Unix Programming - Parsing ZIP headers

This is Interesting: Free IT Magazines  
Home > Archive > Unix Programming > January 2004 > Parsing ZIP headers





You are viewing an archived Text-only version of the thread. To view this thread in it's original format and/or if you want to reply to this thread please [click here]

Author Parsing ZIP headers
Jem Berkes

2004-01-26, 11:34 am

I develop a GNU GPL'd mail tool for UNIX that filters attachments by
detecting dangerous filenames. It works precisely as expected, but one
situation I'm trying to find a solution for is the case where dangerous
filenames are compressed inside an attached ZIP file.

I realize that there are libraries for ZIP handling, but I prefer to avoid
such thorough external libraries when all I really need to do is peek
inside the ZIP header to read the filenames contained within.

Is this a relatively easy thing to do? Can anyone point me to any documents
that can help me learn what the header looks like? (I'm guessing there are
various versions of it).

--
Jem Berkes
http://www.sysdesign.ca/
Tim Haynes

2004-01-26, 7:34 pm

Jem Berkes <jb@users.pc9.org> writes:
quote:

> I realize that there are libraries for ZIP handling, but I prefer to
> avoid such thorough external libraries when all I really need to do is
> peek inside the ZIP header to read the filenames contained within.
>
> Is this a relatively easy thing to do? Can anyone point me to any
> documents that can help me learn what the header looks like? (I'm
> guessing there are various versions of it).



I believe it must be easy...

I just opened a .zip file in emacs, and it gave me exactly this data, an
index of what's in the file. Running `strings' on the blighter, the
filenames are present both between the individual files' compressed data,
and in a small paragraph right at the tail of the output (search for `@', 6
bytes of unprintable gibberish[0], then the filename - these things may
well occur at fixed offsets back from the end of the file, too).

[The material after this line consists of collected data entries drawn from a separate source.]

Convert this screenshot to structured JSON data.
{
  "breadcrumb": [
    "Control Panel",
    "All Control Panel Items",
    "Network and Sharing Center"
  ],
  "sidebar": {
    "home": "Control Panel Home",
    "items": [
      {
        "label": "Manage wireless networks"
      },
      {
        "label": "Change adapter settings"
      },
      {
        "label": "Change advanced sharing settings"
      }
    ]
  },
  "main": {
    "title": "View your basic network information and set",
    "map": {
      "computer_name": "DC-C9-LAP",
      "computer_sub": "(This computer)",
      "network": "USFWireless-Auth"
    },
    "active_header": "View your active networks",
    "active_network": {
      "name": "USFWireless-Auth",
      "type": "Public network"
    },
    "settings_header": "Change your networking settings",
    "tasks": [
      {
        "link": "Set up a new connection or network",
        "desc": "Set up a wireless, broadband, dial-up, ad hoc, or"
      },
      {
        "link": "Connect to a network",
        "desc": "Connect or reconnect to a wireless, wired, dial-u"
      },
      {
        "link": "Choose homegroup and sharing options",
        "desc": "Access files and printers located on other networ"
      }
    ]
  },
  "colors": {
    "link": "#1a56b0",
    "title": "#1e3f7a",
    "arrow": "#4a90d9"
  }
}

[0] at a guess, this, plus the bits after the name, might contain either
offsets into the zip file for where it starts, and/or hints as to which
algorithm was used (store, explode, expand,..).

HTH?

~Tim
--
08:19:20 up 55 days, 11:32, 0 users, load average: 0.09, 0.18, 0.12
piglet@stirfried.vegetable.org.uk |Cries of mercy rise like rockets
http://spodzone.org.uk/cesspit/ |Through the paths of the redeemed
Jem Berkes

2004-01-27, 1:34 am

>> I realize that there are libraries for ZIP handling, but I prefer to
quote:

>
> I believe it must be easy...
>
> I just opened a .zip file in emacs, and it gave me exactly this data,
> an index of what's in the file. Running `strings' on the blighter, the
> filenames are present both between the individual files' compressed
> data, and in a small paragraph right at the tail of the output (search
> for `@', 6 bytes of unprintable gibberish[0], then the filename -
> these things may well occur at fixed offsets back from the end of the
> file, too).
>
> [0] at a guess, this, plus the bits after the name, might contain
> either offsets into the zip file for where it starts, and/or hints as
> to which algorithm was used (store, explode, expand,..).



Interesting, you're right the ASCII filename is pretty clearly in there.
Hmm, this may be much easier than I thought. If a spec doesn't turn out
I'll 'reverse engineer' the process from empirical data, there are so many
example ZIP files out there to make this easy.

Hopefully renattach 1.2.1 will be able to look for dangerous filenames
inside ZIP files then

--
Jem Berkes
http://www.sysdesign.ca/
Robert Harris

2004-01-27, 2:34 am

At:

<http://www.info-zip.org/doc/appnote-iz-latest.zip>

There is a ZIPped spec of the ZIP format.

Robert

Jem Berkes wrote:[QUOTE][color=darkred]
Colin McKinnon

2004-01-27, 9:35 am

Jem Berkes spilled the following:
quote:

> I develop a GNU GPL'd mail tool for UNIX that filters attachments by
> detecting dangerous filenames. It works precisely as expected, but one
> situation I'm trying to find a solution for is the case where dangerous
> filenames are compressed inside an attached ZIP file.
>



Last time I looked zip files were compressed tar archives (using good old
fashioned 'compress'). So tar -tvZf should do the trick.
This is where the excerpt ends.